Career
Evans was accused of robbing the Southern Pacific Railroad in California between 1889 and 1892. While Evans and Sontag hid out, writers Ambrose Bierce and Joaquin Miller championed their cause in the San Francisco Examiner. The outlaws evaded capture for ten months.
Later, John Sontag was mortally wounded in what is called the Battle of Stone Corral.
Evans was himself severely wounded at Stone Corral, having lost an eye and his left arm. He was taken into custody and convicted of murder and sentenced to life in Folsom State Prison in Folsom, California.
John Sontag"s younger brother, George Contant, testified against Evans and hence acquired the lifelong hatred of Evans" family. After Evans served for seventeen years at Folsom, he was paroled in 1911 by Governor Hiram Johnson, a liberal Republican, who had been elected on an anti-Southern Pacific campaign theme.
Banished from California, he died in Portland, Oregon, in 1917, denying to the end that he had ever robbed a train and continuing to assert that he had killed only in self-defense.

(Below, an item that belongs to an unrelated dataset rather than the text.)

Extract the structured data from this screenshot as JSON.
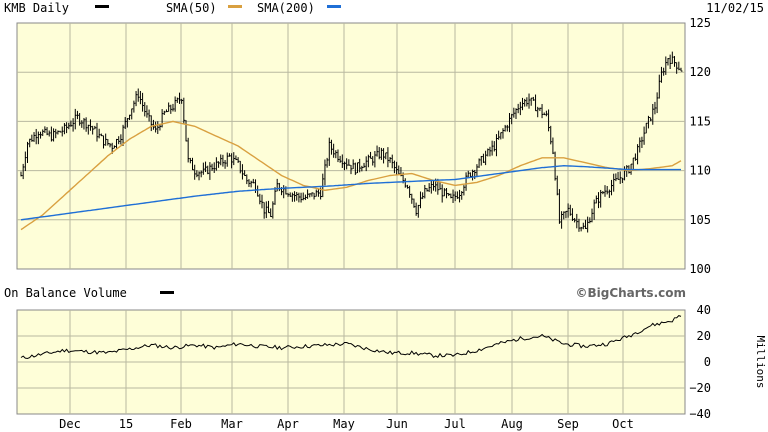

Evans is interred in Portland at Mount Calvary Cemetery. An accomplice to the Evans-Sontag Gang was Editor Morrell, who served fourteen years total in Folsom and San Quentin. Championed by author Jack London, Morrell was pardoned in 1908 and thereafter became a well-known advocate for prison reform.
Morris Ankrum and John Smith portrayed Evans and Sontag, respectively, in an episode of the 1955 syndicated television series Stories of the Century, starring and hosted by Jim Davis.
Jimmie Dodd of The Mickey Mouse Club appears as a deputy in this episode.